4. The Gap in Ecological Peace Theory (Klare, Malm)
What Ecological Peace Theory Does Well:
Michael Klare and Andreas Malm correctly diagnose that resource scarcity drives conflict and that renewables are insufficient because they require their own finite, concentrated minerals (lithium, cobalt, rare earths).
The Gap:
Ecological peace theory identifies the problem but does not provide a formal, falsifiable condition for the elimination of resource-driven conflict. It tells us what does not work (renewables alone) but not what would work.
What ESPT Adds:
ESPT provides the four criteria as a formal test for whether any proposed energy source can achieve the required structural transformation. It specifies the necessary and sufficient conditions for the elimination of resource-driven conflict, moving from diagnosis to a testable prescription.
5. The Gap in Democratic Peace Theory
What Democratic Peace Theory Does Well:
The observation that established democracies rarely, if ever, fight one another is empirically robust.
The Gap:
Democratic peace theory cannot explain why democracies fight non-democracies over resources (e.g., Iraq War, interventions in resource-rich regions). It is silent on the material drivers of conflict.
What ESPT Adds:
ESPT explains that democracies, like all states under matter-energy dependence, must compete for resources. Democratic peace theory describes a pattern within one regime type under scarcity. ESPT explains the underlying pressure that drives conflict across all regime types.

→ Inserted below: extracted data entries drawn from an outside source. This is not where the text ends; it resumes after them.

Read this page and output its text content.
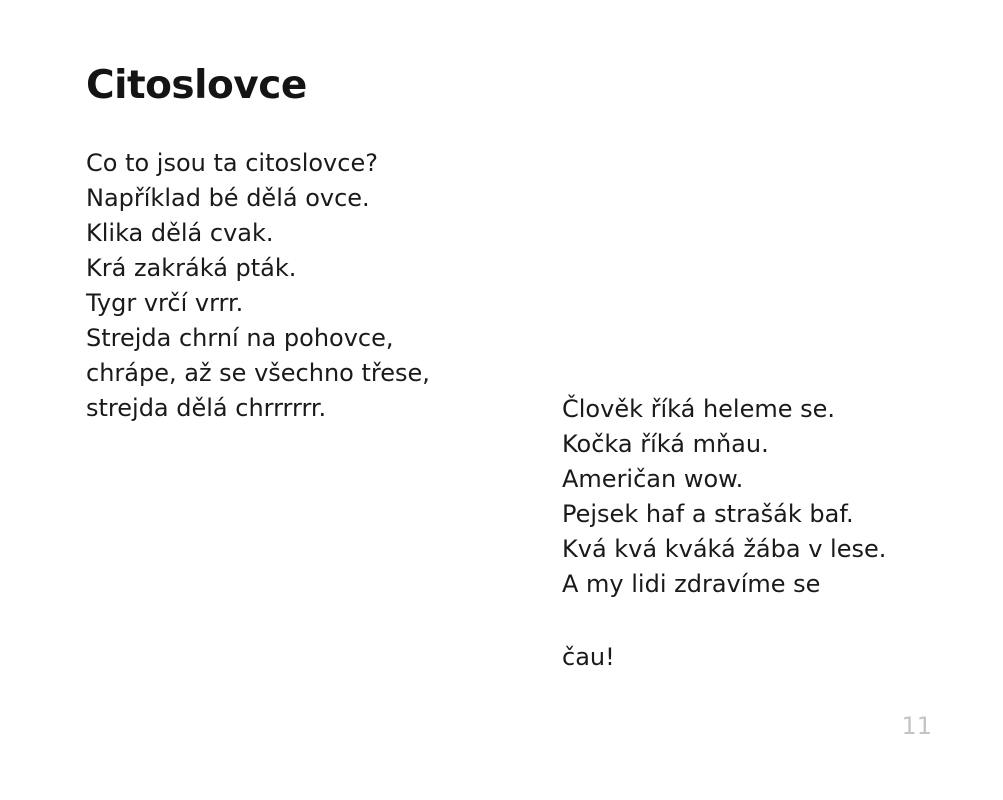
Citoslovce
Co to jsou ta citoslovce?
Například bé dělá ovce.
Klika dělá cvak.
Krá zakráká pták.
Tygr vrčí vrrr.
Strejda chrní na pohovce,
chrápe, až se všechno třese,
strejda dělá chrrrrrr.	Člověk říká heleme se.
Kočka říká mňau.
Američan wow.
Pejsek haf a strašák baf.
Kvá kvá kváká žába v lese.
A my lidi zdravíme se
čau!
11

Summary Table: What ESPT Adds to Western Peace Theories
| Theory | Gap | What ESPT Adds |
|---|---|---|
| Realism (Mearsheimer) | Lacks material variable; treats anarchy as universally dangerous | Conditions realism: anarchy is dangerous because of matter-energy dependence |
| Liberal Institutionalism (Sachs) | Cannot explain why institutions cannot eliminate resource conflict | Limits liberalism: institutions are second-order; cannot override physical constraints |
| Classical Structuralism (Galtung) | Focuses on social structures, ignores physical energy base | Deepens structuralism: adds energy base as structural condition |
| Ecological Peace (Klare, Malm) | Diagnoses problem but provides no formal elimination condition | Formalizes solution: four criteria as necessary and sufficient |
| Democratic Peace Theory | Cannot explain resource wars involving democracies | Explains why all states (democratic or not) compete under matter-energy |
One-Sentence Summary
ESPT fills the material blind spot common to Western peace theories by specifying that resource-driven conflict is structurally inevitable under finite, concentrated, geographically fixed matter-energy dependence and structurally impossible only under a non-finite, non-concentrated, non-weaponisable energy base—thereby conditioning realism, limiting liberalism, deepening structuralism, formalising ecological peace theory and complementing democratic peace theory.